Friday, September 16, 2016

Labour & Pop Culture: Superstore

This week’s installment of Labour & Pop Culture is not a song. Instead, I’m going to plump for the sit-com “Superstore” that premiers its second season on Thursday, September 22 on NBC.

Superstore follows the adventures of workers in Cloud 9, a big box store where employees have to say "Have a heavenly day" to customers but otherwise can't discuss religion in the workplace.

There have been lots of shows set in workplaces (e.g., The Office, WKRP). What sets Superstore apart is its very clear commentary on the precarious and crappy employment conditions that its characters face and how they cope with them.

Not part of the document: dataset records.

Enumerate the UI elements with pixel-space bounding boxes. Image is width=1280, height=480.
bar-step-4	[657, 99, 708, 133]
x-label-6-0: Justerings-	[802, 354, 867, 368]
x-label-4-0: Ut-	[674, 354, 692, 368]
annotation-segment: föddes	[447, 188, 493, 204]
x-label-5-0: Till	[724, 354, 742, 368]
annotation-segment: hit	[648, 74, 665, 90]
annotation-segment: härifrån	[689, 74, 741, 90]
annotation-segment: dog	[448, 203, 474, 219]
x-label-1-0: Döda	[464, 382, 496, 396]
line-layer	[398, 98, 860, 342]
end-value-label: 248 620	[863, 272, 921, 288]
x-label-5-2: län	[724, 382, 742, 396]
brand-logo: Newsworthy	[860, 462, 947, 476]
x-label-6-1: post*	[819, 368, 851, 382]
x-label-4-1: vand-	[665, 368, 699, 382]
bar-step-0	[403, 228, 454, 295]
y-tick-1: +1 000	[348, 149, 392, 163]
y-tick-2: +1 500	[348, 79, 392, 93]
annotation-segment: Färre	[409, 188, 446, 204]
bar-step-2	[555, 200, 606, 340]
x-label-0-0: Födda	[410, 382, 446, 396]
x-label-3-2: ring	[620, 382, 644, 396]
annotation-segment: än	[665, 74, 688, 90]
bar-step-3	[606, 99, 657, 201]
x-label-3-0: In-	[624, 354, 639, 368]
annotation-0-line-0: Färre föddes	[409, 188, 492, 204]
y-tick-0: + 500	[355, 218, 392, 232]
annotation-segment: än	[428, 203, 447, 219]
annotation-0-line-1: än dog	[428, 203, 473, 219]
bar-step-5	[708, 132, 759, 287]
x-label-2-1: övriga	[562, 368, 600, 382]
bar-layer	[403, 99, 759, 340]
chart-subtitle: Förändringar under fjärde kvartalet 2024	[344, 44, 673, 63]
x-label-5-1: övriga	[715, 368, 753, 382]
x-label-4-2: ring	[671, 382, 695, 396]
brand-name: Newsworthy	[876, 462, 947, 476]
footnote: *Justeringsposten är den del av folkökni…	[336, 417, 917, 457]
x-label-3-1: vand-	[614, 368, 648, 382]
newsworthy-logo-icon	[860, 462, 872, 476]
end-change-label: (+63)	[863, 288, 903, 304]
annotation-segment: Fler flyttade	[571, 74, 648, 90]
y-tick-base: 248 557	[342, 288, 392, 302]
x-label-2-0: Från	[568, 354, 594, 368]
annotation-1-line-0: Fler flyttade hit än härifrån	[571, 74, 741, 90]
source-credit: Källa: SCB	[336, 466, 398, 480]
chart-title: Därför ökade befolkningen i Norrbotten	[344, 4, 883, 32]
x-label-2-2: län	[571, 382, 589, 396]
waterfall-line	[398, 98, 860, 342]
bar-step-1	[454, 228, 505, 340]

The first season (available on iTunes) starts out a bit uneven, with newcomer Jonah trying to fit in with various veteran workers. The sight gags in the first few episodes are funny. As the characters start to get established, attention shifts to some fairly typical corporate HR practices (e.g., corporate magazine profiles, racist job assignments, internal sales competitions, secret shoppers, anti-union animus). More interesting is how these practices lead to disengagement, cynicism and (strangely) Stockholm-syndrome behaviours.

The season finale (episode 11—short first season) sees the workers accidentally trigger corporate panic over the possibility of a union. The real issue is the workers want maternity leave for one of their coworkers who is otherwise planning on giving birth in the store because she needs the shift. The resulting union avoidance techniques actually catalyzes the workers to strike (and one scab seizes the opportunity to curry favour and advance her career).

Overall, this is pretty sharp (and socially critical) writing for network television and the second season appears to pick up with a strike.